In a previous article, we introduced the CFA Institute Investment Foundation Program (Read more here). It is a free program designed for anyone who wants to enter or advance within the investment management industry, including IT, operations, accounting, administration, and marketing. Candidates who successfully pass the online exam earn the CFA Institute Investment Foundations Certificate.
There are total of 20 Chapters in 7 modules, covering all the essential topics in finance, economics, ethics and regulations. This series of articles will highlight the core knowledge of each chapter.
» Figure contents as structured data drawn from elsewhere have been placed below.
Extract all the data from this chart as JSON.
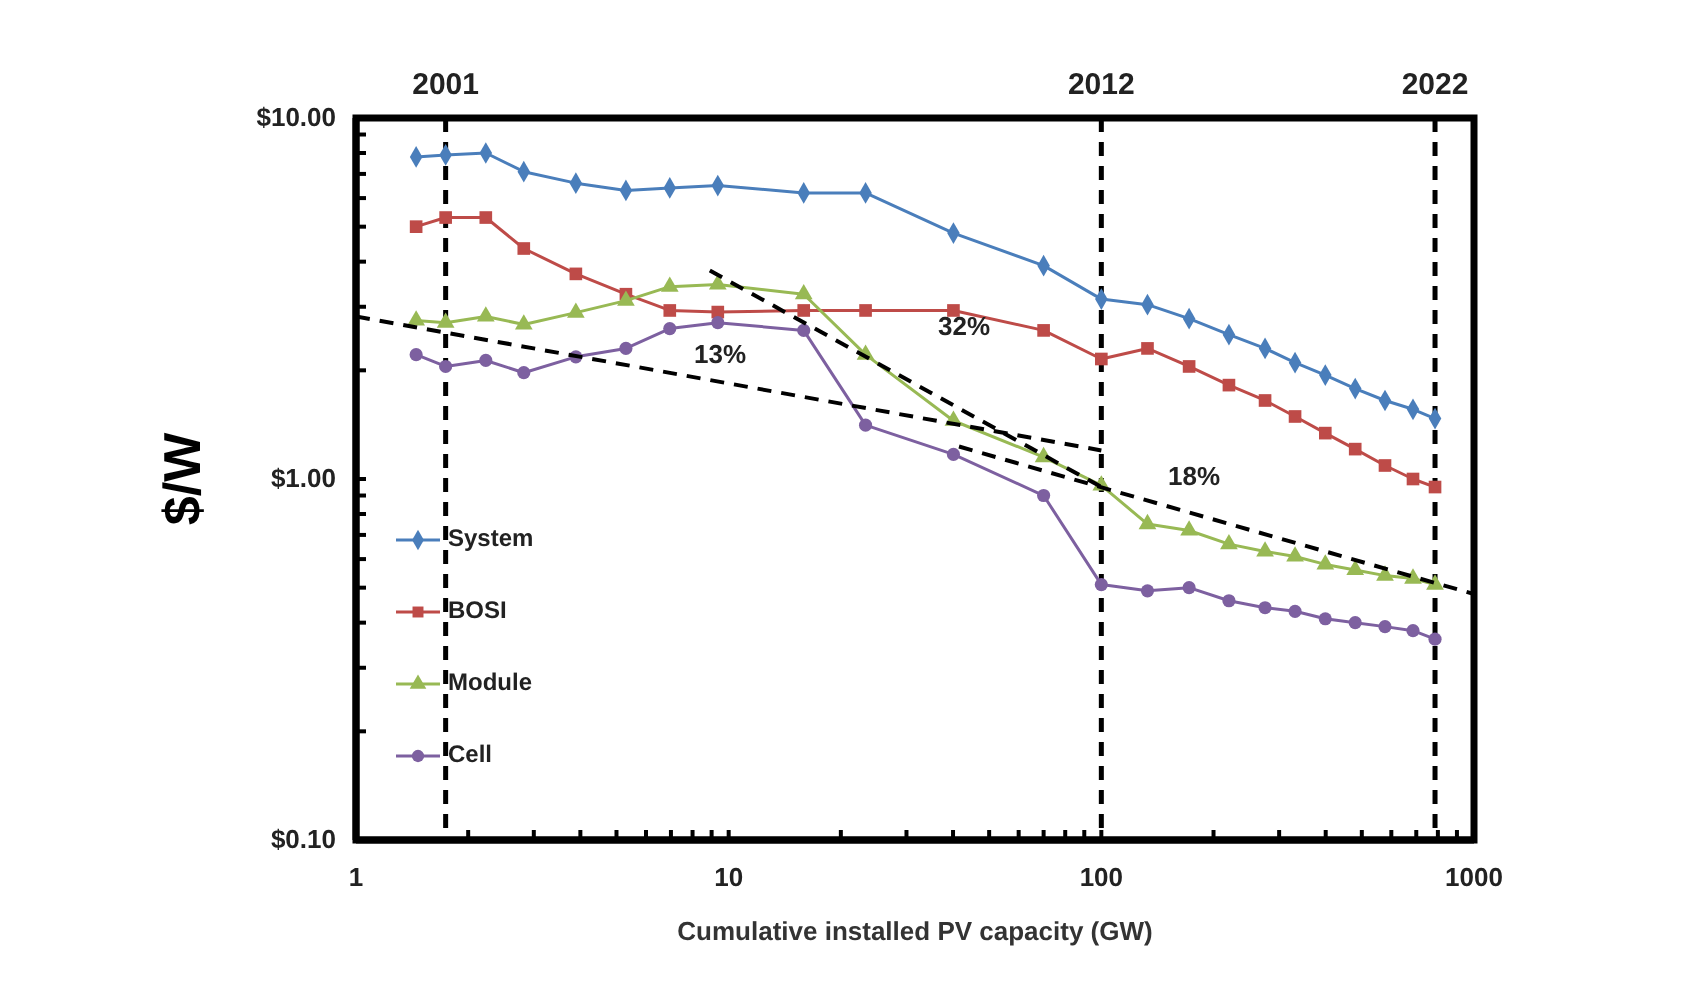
{
  "chart_data": {
    "type": "line",
    "xlabel": "Cumulative installed PV capacity (GW)",
    "ylabel": "$/W",
    "log": "xy",
    "grid": false,
    "legend": "left",
    "xlim": [
      1,
      1000
    ],
    "ylim": [
      0.1,
      10
    ],
    "xticks": [
      1,
      {
        "value": 2,
        "label": null
      },
      {
        "value": 3,
        "label": null
      },
      {
        "value": 4,
        "label": null
      },
      {
        "value": 5,
        "label": null
      },
      {
        "value": 6,
        "label": null
      },
      {
        "value": 7,
        "label": null
      },
      {
        "value": 8,
        "label": null
      },
      {
        "value": 9,
        "label": null
      },
      10,
      {
        "value": 20,
        "label": null
      },
      {
        "value": 30,
        "label": null
      },
      {
        "value": 40,
        "label": null
      },
      {
        "value": 50,
        "label": null
      },
      {
        "value": 60,
        "label": null
      },
      {
        "value": 70,
        "label": null
      },
      {
        "value": 80,
        "label": null
      },
      {
        "value": 90,
        "label": null
      },
      100,
      {
        "value": 200,
        "label": null
      },
      {
        "value": 300,
        "label": null
      },
      {
        "value": 400,
        "label": null
      },
      {
        "value": 500,
        "label": null
      },
      {
        "value": 600,
        "label": null
      },
      {
        "value": 700,
        "label": null
      },
      {
        "value": 800,
        "label": null
      },
      {
        "value": 900,
        "label": null
      },
      1000
    ],
    "yticks": [
      {
        "value": 0.1,
        "label": "$0.10"
      },
      {
        "value": 0.2,
        "label": null
      },
      {
        "value": 0.3,
        "label": null
      },
      {
        "value": 0.4,
        "label": null
      },
      {
        "value": 0.5,
        "label": null
      },
      {
        "value": 0.6,
        "label": null
      },
      {
        "value": 0.7,
        "label": null
      },
      {
        "value": 0.8,
        "label": null
      },
      {
        "value": 0.9,
        "label": null
      },
      {
        "value": 1,
        "label": "$1.00"
      },
      {
        "value": 2,
        "label": null
      },
      {
        "value": 3,
        "label": null
      },
      {
        "value": 4,
        "label": null
      },
      {
        "value": 5,
        "label": null
      },
      {
        "value": 6,
        "label": null
      },
      {
        "value": 7,
        "label": null
      },
      {
        "value": 8,
        "label": null
      },
      {
        "value": 9,
        "label": null
      },
      {
        "value": 10,
        "label": "$10.00"
      }
    ],
    "x": [
      1.45,
      1.74,
      2.23,
      2.82,
      3.89,
      5.3,
      6.95,
      9.35,
      15.9,
      23.3,
      40.1,
      70,
      100,
      133,
      172,
      220,
      275,
      331,
      399,
      480,
      577,
      686,
      786
    ],
    "series": [
      {
        "name": "System",
        "color": "#4a7ebb",
        "marker": "diamond",
        "values": [
          7.8,
          7.9,
          8.0,
          7.1,
          6.6,
          6.3,
          6.4,
          6.5,
          6.2,
          6.2,
          4.8,
          3.9,
          3.15,
          3.04,
          2.78,
          2.51,
          2.3,
          2.1,
          1.94,
          1.78,
          1.65,
          1.56,
          1.47
        ]
      },
      {
        "name": "BOSI",
        "color": "#be4b48",
        "marker": "square",
        "values": [
          5.0,
          5.3,
          5.3,
          4.35,
          3.7,
          3.25,
          2.93,
          2.9,
          2.93,
          2.93,
          2.93,
          2.58,
          2.15,
          2.3,
          2.05,
          1.82,
          1.65,
          1.49,
          1.34,
          1.21,
          1.09,
          1.0,
          0.95
        ]
      },
      {
        "name": "Module",
        "color": "#98b954",
        "marker": "triangle",
        "values": [
          2.75,
          2.71,
          2.82,
          2.68,
          2.89,
          3.12,
          3.41,
          3.46,
          3.25,
          2.21,
          1.45,
          1.15,
          0.96,
          0.75,
          0.72,
          0.66,
          0.63,
          0.61,
          0.58,
          0.56,
          0.54,
          0.53,
          0.51
        ]
      },
      {
        "name": "Cell",
        "color": "#7d60a0",
        "marker": "circle",
        "values": [
          2.21,
          2.05,
          2.13,
          1.97,
          2.18,
          2.3,
          2.61,
          2.71,
          2.58,
          1.41,
          1.17,
          0.9,
          0.51,
          0.49,
          0.5,
          0.46,
          0.44,
          0.43,
          0.41,
          0.4,
          0.39,
          0.38,
          0.36
        ]
      },
      {
        "color": "#000000",
        "marker": "none",
        "line_style": "dashed",
        "x": [
          1,
          100
        ],
        "values": [
          2.82,
          1.2
        ]
      },
      {
        "color": "#000000",
        "marker": "none",
        "line_style": "dashed",
        "x": [
          8.9,
          100
        ],
        "values": [
          3.78,
          0.95
        ]
      },
      {
        "color": "#000000",
        "marker": "none",
        "line_style": "dashed",
        "x": [
          41.5,
          1000
        ],
        "values": [
          1.23,
          0.48
        ]
      }
    ],
    "ref_lines": [
      {
        "axis": "x",
        "value": 1.74,
        "color": "#000000",
        "line_style": "dashed"
      },
      {
        "axis": "x",
        "value": 100,
        "color": "#000000",
        "line_style": "dashed"
      },
      {
        "axis": "x",
        "value": 786,
        "color": "#000000",
        "line_style": "dashed"
      }
    ],
    "annotations": [
      "13%",
      "32%",
      "18%",
      {
        "text": "2001",
        "x": 1.74,
        "y": 10
      },
      {
        "text": "2012",
        "x": 100,
        "y": 10
      },
      {
        "text": "2022",
        "x": 786,
        "y": 10
      }
    ]
  }
}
Chapter 18 provides an overview of the risk management. The learning outcome of chapter 18 is as follows:
· Define risk and identify types of risk;
· Define risk management;
· Describe a risk management process;
· Describe risk management functions;
· Describe benefits and costs of risk management;
· Define operational risk and explain how it is managed;
· Define compliance risk and explain how it is managed;
· Define investment risk and explain how it is managed;
· Define value at risk and describe its advantages and weaknesses.
It is important to recognise that all companies must take risks in the course of their business activities to be able to create value. The restriction of activities to those that have no risk would not generate sufficient returns for shareholders or investors, who would thus be less willing to provide capital to companies or to invest their savings in the range of investments available.
Therefore, each company must determine the risks that should be exploited, which are often risks the company has expertise in dealing with and can benefit from. Companies must also determine the risks that should be mitigated or eliminated, which are often risks it has little or no expertise in dealing with. A risk management process that enables managers to distinguish between the risks that are most likely to provide opportunities and the risks that are most likely to be harmful helps companies generate superior returns. Risk response strategies can be classified into four “T” categories:
Tolerate. This strategy involves accepting the risk and its effect. In some cases, the risk is well understood and taking it provides opportunities to create value. In other cases, the risk must be taken because other risk response strategies are unavailable or too costly.
Treat. This strategy involves taking action to reduce the risk and its effect.
Transfer. This strategy involves moving the risk and its effect to a third party.
Terminate. This strategy involves avoiding the risk and its effect by ceasing an activity.
Risk management functions vary by company, but it is typical for companies in the investment industry to have a stand-alone risk management function with a senior head, often called the chief risk officer, who is capable of independent judgment and action. The chief risk officer often reports directly to the board of directors. The purpose of establishing a strong independent risk management function is to build checks and balances to ensure that risks are seriously considered and balanced against other objectives, such as profitability.
Despite the existence of specialist risk managers, risk management remains everyone’s responsibility. Risk managers assess, monitor, and report on risks, and in some cases, they may have an approval function or veto authority. But it is the members of the business functions, such as portfolio managers or traders, who “own” the risk of their deals. These employees have the most intimate knowledge of what they trade, and they must monitor their deals on a regular basis. The risk manager must ensure that all relevant risks are identified, but the final judgment on the business decision lies with the decision makers. Therefore, it is important for risk management to be part of the company’s corporate culture and to be fully integrated with core business activities.
Companies will often use a three-lines-of-defence risk management model, as illustrated below.
Front-line employees and managers, through their daily responsibilities, form the first line of defence. The risk management and compliance groups operate as a second line of defence, assisting and advising employees and managers while maintaining a certain level of independence. An internal audit function then forms the third line of defence. Internal audit is an independent function. Internal auditors follow risk-based internal audit programmes, delving into the details of business processes and ensuring that information technology and accounting systems accurately reflect transactions. Proactive auditors may also advise managers on how to improve risk management, controls, and efficiency. Best practice suggests that internal auditors should report directly to the audit committee of the board of directors to ensure their independence. Thus, risk and audit committees of the board will often hear presentations from the heads of risk management, compliance, and internal audit.
Risk management provides a wide range of benefits to a company. It can help by
· supporting strategic and business planning;
· incorporating risk considerations in all business decisions to ensure that the company’s risk profile is aligned with its risk tolerance;
· limiting the amount of risk a company takes, preventing excessive risk taking and potential related losses, and lowering the likelihood of bankruptcy;
· bringing greater discipline to the company’s operations, which leads to more effective business processes, better controls, and a more efficient allocation of capital;
· recognising responsibility and accountability;
· improving performance assessment and making sure that the compensation system is consistent with the company’s risk tolerance;
· enhancing the flow of information within the company, which results in better communication, increased transparency, and improved awareness and understanding of risk; and
· assisting with the early detection of unlawful and fraudulent activities, thus complementing compliance procedures and audit testing.